Crowdfunding Raising funds from a large number of individuals or investors online. Innovative startups with a compelling story or product. Launch a crowdfunding campaign to access funds and build a community of supporters.
Peer-to-Peer Lending Borrowing from individual investors through online platforms. Small businesses looking for alternative financing options. Consider peer-to-peer lending for more flexible terms and faster access to funds.
Equipment Financing Securing a loan to purchase essential business equipment. Businesses needing equipment upgrades or expansions. Explore equipment financing to acquire necessary assets without a significant upfront cost.
Personal Savings Using personal savings to invest in the business. Entrepreneurs with personal funds available for investment. Carefully evaluate the impact on personal finances before using personal savings for business purposes.
Friends and Family Loans Borrowing from friends or family members. Businesses with a support network willing to invest. Approach friends and family loans with clear terms and repayment plans to avoid straining relationships.

Mary should carefully examine the recommendations provided in this table in light of her growth plans and current financial situation. It’s essential to choose the financing option that aligns with her business goals and risk tolerance.


In conclusion, effective money management is paramount for Mary’s business to not only survive but thrive in a competitive market.
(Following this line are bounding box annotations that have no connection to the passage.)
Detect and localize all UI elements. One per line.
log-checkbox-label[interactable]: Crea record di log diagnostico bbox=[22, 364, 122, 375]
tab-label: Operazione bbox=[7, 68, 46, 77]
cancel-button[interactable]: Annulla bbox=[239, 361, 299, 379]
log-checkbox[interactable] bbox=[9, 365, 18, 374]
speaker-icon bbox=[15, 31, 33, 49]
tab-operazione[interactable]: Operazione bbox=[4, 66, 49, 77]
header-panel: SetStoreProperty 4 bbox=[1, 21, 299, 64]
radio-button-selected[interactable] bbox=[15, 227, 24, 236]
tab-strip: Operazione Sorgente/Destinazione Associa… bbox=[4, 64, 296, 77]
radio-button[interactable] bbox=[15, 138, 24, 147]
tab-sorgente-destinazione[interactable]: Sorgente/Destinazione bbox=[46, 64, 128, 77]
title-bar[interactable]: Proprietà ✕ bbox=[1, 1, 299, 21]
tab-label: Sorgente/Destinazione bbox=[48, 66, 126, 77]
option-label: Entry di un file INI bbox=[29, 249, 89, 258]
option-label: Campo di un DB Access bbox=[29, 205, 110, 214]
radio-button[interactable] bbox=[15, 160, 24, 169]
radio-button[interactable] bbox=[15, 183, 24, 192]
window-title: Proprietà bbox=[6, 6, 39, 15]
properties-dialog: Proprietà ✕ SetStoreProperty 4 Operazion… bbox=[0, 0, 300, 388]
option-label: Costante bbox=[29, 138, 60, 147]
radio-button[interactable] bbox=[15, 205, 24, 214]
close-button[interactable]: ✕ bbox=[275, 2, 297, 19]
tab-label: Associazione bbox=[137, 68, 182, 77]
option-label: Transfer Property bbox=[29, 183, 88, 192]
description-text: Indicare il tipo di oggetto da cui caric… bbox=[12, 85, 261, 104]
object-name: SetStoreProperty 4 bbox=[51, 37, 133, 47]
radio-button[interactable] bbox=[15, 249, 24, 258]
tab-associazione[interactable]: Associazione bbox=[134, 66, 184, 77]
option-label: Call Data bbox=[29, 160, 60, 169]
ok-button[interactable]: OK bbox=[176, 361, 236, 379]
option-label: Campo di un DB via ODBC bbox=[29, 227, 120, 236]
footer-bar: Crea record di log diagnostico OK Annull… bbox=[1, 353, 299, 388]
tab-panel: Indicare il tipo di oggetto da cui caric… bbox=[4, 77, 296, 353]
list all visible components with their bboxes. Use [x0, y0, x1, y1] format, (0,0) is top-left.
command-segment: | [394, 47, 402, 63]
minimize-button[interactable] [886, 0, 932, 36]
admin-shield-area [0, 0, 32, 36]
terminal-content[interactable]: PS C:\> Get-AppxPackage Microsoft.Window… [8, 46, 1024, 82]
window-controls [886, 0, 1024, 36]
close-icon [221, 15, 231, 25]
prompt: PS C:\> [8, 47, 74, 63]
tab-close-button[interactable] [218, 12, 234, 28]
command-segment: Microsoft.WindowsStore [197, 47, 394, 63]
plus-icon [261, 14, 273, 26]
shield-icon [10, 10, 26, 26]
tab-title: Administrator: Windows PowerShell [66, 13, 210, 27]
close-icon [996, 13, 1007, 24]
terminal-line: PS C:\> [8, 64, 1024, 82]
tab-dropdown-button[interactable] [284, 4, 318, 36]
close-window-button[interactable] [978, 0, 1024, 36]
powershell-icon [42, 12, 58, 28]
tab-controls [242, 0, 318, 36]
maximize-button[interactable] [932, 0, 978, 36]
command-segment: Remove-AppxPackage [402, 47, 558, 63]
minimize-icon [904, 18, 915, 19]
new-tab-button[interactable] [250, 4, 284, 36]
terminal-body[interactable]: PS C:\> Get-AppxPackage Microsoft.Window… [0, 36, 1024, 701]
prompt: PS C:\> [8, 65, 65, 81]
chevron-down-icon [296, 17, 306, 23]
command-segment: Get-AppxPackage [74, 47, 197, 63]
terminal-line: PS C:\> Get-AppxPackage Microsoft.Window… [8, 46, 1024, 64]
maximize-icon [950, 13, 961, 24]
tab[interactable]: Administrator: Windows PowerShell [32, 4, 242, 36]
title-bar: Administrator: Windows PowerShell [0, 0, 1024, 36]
By implementing the recommended cash flow management strategies and addressing her accounts receivable issues, Mary can create a stable financial foundation. Additionally, exploring various financing options tailored to her business’s needs will pave the way for future growth and expansion. With the right approach to money management and financing, Mary can position her company for long-term success and prosperity in the business world.


  1. Block, S. B., Hirt, G. A., & Danielsen, B. R. (2020). Foundations of financial management. McGraw-Hill Education.
  2. Brigham, E. F., & Ehrhardt, M. C. (2020). Financial management: Theory & practice. Cengage Learning.
  3. Small Business Administration (SBA). (2020). Types of financing.
  4. Investopedia. (2021). What is venture capital?
  5. Crowdfund Insider. (2021). What is crowdfunding?
  6. Peerform. (2021). Peer-to-peer lending: What you need to know.